C'est dans cette incertitude générale que les jeunes gens se retrouvèrent devant l'entrée du hangar. Le représentant avait déjà entreprit de lever le rideau en métal coulissant qui faisait office de portail au hangar. « Nous avons encore du temps devant nous. Allez y, entrez et prenez ce dont vous avez besoin. » Le représentant attendit que chacun rentre mais retenus les deniers. « Vous quatres, vous vous chargerez de prendre avec vous les sarcophages de secourisme. » Sans attendre de réponse de leur part il partit en direction de l’océan et s'assit dans le sable. Dans le hangar, on s'affairait à trouver une façon de transporter les équipements de plongées en même temps que les sacs à dos. Ce n'étais pas le masque ni les palmes qui posaient problème, mais les recycleurs d’oxygène dont le poids hors de l'eau étais abominable. Mais ce poids se faisais d'autant plus sentir, car il représentait aussi celui de l'outil qui allait changer leurs vies à tous et la diriger vers un avenir tant bien nébuleux que mystérieux. Finalement quelqu'un eu pour idée de les placer dans les sarcophages, ce qui eu l'air de plaire à tout le monde à l’exception de ceux qui étaient destiné à le porter. Au final, il fut aussi décidé que tout le monde se relaierait pour porter chacun son tour une part du fardeau, et le problème se retrouva résolu.

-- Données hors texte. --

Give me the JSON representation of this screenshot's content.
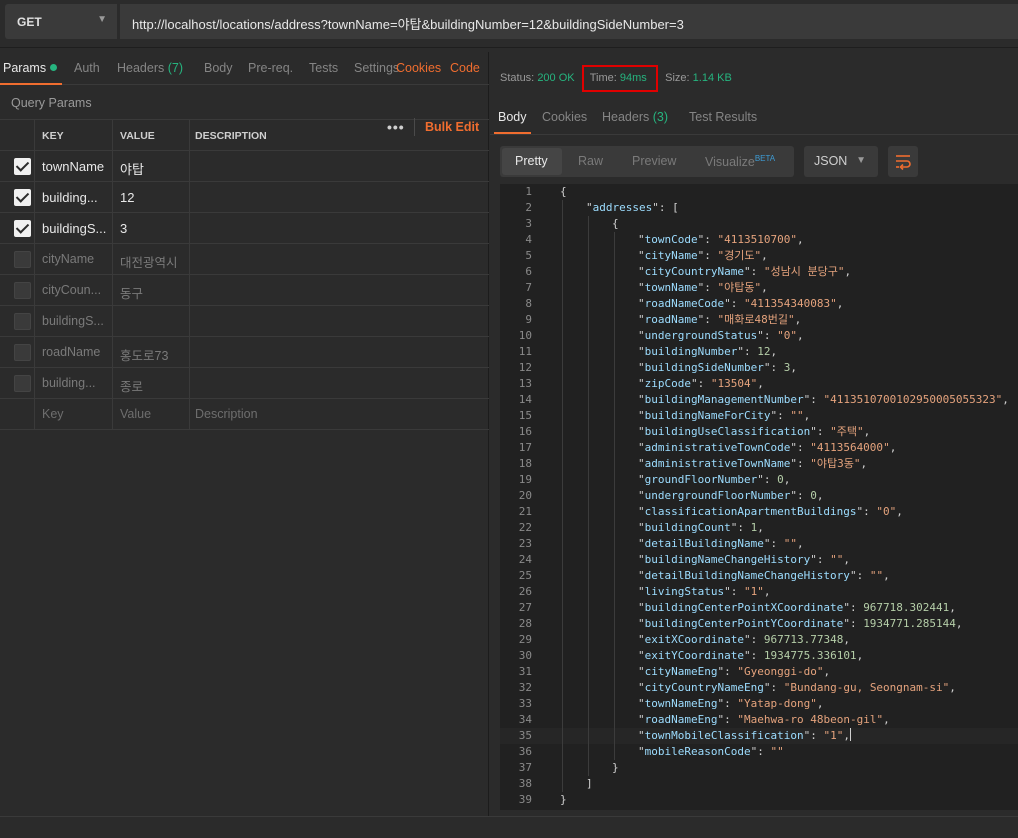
{
  "request": {
    "method": "GET",
    "url": "http://localhost/locations/address?townName=야탑&buildingNumber=12&buildingSideNumber=3"
  },
  "req_tabs": {
    "params": "Params",
    "auth": "Auth",
    "headers": "Headers",
    "headers_count": "(7)",
    "body": "Body",
    "prereq": "Pre-req.",
    "tests": "Tests",
    "settings": "Settings",
    "cookies": "Cookies",
    "code": "Code"
  },
  "query_params": {
    "title": "Query Params",
    "col_key": "KEY",
    "col_value": "VALUE",
    "col_desc": "DESCRIPTION",
    "more": "•••",
    "bulk_edit": "Bulk Edit",
    "rows": [
      {
        "key": "townName",
        "value": "야탑",
        "checked": true
      },
      {
        "key": "building...",
        "value": "12",
        "checked": true
      },
      {
        "key": "buildingS...",
        "value": "3",
        "checked": true
      },
      {
        "key": "cityName",
        "value": "대전광역시",
        "checked": false
      },
      {
        "key": "cityCoun...",
        "value": "동구",
        "checked": false
      },
      {
        "key": "buildingS...",
        "value": "",
        "checked": false
      },
      {
        "key": "roadName",
        "value": "홍도로73",
        "checked": false
      },
      {
        "key": "building...",
        "value": "종로",
        "checked": false
      }
    ],
    "placeholder": {
      "key": "Key",
      "value": "Value",
      "desc": "Description"
    }
  },
  "response": {
    "status_label": "Status:",
    "status_value": "200 OK",
    "time_label": "Time:",
    "time_value": "94ms",
    "size_label": "Size:",
    "size_value": "1.14 KB",
    "tabs": {
      "body": "Body",
      "cookies": "Cookies",
      "headers": "Headers",
      "headers_count": "(3)",
      "test_results": "Test Results"
    },
    "view": {
      "pretty": "Pretty",
      "raw": "Raw",
      "preview": "Preview",
      "visualize": "Visualize",
      "beta": "BETA",
      "format": "JSON"
    },
    "current_line": 35,
    "body_lines": [
      {
        "indent": 0,
        "t": "{"
      },
      {
        "indent": 1,
        "k": "addresses",
        "t": "["
      },
      {
        "indent": 2,
        "t": "{"
      },
      {
        "indent": 3,
        "k": "townCode",
        "s": "4113510700"
      },
      {
        "indent": 3,
        "k": "cityName",
        "s": "경기도"
      },
      {
        "indent": 3,
        "k": "cityCountryName",
        "s": "성남시 분당구"
      },
      {
        "indent": 3,
        "k": "townName",
        "s": "야탑동"
      },
      {
        "indent": 3,
        "k": "roadNameCode",
        "s": "411354340083"
      },
      {
        "indent": 3,
        "k": "roadName",
        "s": "매화로48번길"
      },
      {
        "indent": 3,
        "k": "undergroundStatus",
        "s": "0"
      },
      {
        "indent": 3,
        "k": "buildingNumber",
        "n": "12"
      },
      {
        "indent": 3,
        "k": "buildingSideNumber",
        "n": "3"
      },
      {
        "indent": 3,
        "k": "zipCode",
        "s": "13504"
      },
      {
        "indent": 3,
        "k": "buildingManagementNumber",
        "s": "4113510700102950005055323"
      },
      {
        "indent": 3,
        "k": "buildingNameForCity",
        "s": ""
      },
      {
        "indent": 3,
        "k": "buildingUseClassification",
        "s": "주택"
      },
      {
        "indent": 3,
        "k": "administrativeTownCode",
        "s": "4113564000"
      },
      {
        "indent": 3,
        "k": "administrativeTownName",
        "s": "야탑3동"
      },
      {
        "indent": 3,
        "k": "groundFloorNumber",
        "n": "0"
      },
      {
        "indent": 3,
        "k": "undergroundFloorNumber",
        "n": "0"
      },
      {
        "indent": 3,
        "k": "classificationApartmentBuildings",
        "s": "0"
      },
      {
        "indent": 3,
        "k": "buildingCount",
        "n": "1"
      },
      {
        "indent": 3,
        "k": "detailBuildingName",
        "s": ""
      },
      {
        "indent": 3,
        "k": "buildingNameChangeHistory",
        "s": ""
      },
      {
        "indent": 3,
        "k": "detailBuildingNameChangeHistory",
        "s": ""
      },
      {
        "indent": 3,
        "k": "livingStatus",
        "s": "1"
      },
      {
        "indent": 3,
        "k": "buildingCenterPointXCoordinate",
        "n": "967718.302441"
      },
      {
        "indent": 3,
        "k": "buildingCenterPointYCoordinate",
        "n": "1934771.285144"
      },
      {
        "indent": 3,
        "k": "exitXCoordinate",
        "n": "967713.77348"
      },
      {
        "indent": 3,
        "k": "exitYCoordinate",
        "n": "1934775.336101"
      },
      {
        "indent": 3,
        "k": "cityNameEng",
        "s": "Gyeonggi-do"
      },
      {
        "indent": 3,
        "k": "cityCountryNameEng",
        "s": "Bundang-gu, Seongnam-si"
      },
      {
        "indent": 3,
        "k": "townNameEng",
        "s": "Yatap-dong"
      },
      {
        "indent": 3,
        "k": "roadNameEng",
        "s": "Maehwa-ro 48beon-gil"
      },
      {
        "indent": 3,
        "k": "townMobileClassification",
        "s": "1"
      },
      {
        "indent": 3,
        "k": "mobileReasonCode",
        "s": "",
        "last": true
      },
      {
        "indent": 2,
        "t": "}"
      },
      {
        "indent": 1,
        "t": "]"
      },
      {
        "indent": 0,
        "t": "}"
      }
    ]
  },
  "colors": {
    "accent": "#f06d2f",
    "status_green": "#26b47f",
    "highlight_box": "#e00000"
  }
}
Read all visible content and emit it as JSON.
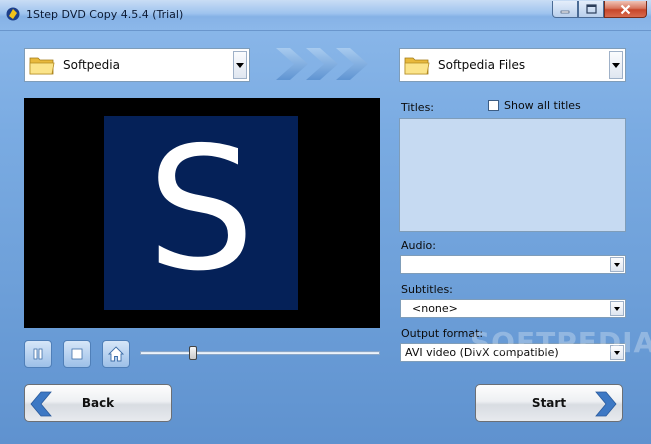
{
  "window": {
    "title": "1Step DVD Copy 4.5.4 (Trial)"
  },
  "source": {
    "selected": "Softpedia",
    "icon": "folder-icon"
  },
  "destination": {
    "selected": "Softpedia Files",
    "icon": "folder-icon"
  },
  "preview": {
    "logo_letter": "S"
  },
  "player": {
    "position_fraction": 0.22
  },
  "panel": {
    "titles_label": "Titles:",
    "show_all_label": "Show all titles",
    "show_all_checked": false,
    "audio_label": "Audio:",
    "audio_value": "",
    "subtitles_label": "Subtitles:",
    "subtitles_value": "<none>",
    "output_format_label": "Output format:",
    "output_format_value": "AVI video (DivX compatible)"
  },
  "buttons": {
    "back": "Back",
    "start": "Start"
  },
  "watermark": "SOFTPEDIA",
  "colors": {
    "accent": "#2f6fc0",
    "preview_bg": "#052158",
    "titles_bg": "#c6daf2"
  }
}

Peu de temps plus tard on referma le portail du hangar et le groupe vint alors se rassembler solennellement en arc de cercle autour du représentant dont le regard était toujours perdu en direction de l’océan. Lorsque celui qui avait clos la porte les rejoint, il se releva et se retourna pour faire face au jeunes recrues. Pendant quelques secondes on eu l'impression que son regard avait changé et ce fut comme si un faible sourire se dessinait sur sa bouche. Mais ce ne fus qu'un bref instant et il reprit son air froid en faisant lentement pivoter sa tête pour inspecter le groupe. Enfin sans rien dire il laissa échapper un soupir, comme pour dire "Allons- y…", et passa au travers du croisant de monde qui s’ouvrait sur son passage pour partir en direction du point de rendez-vous final.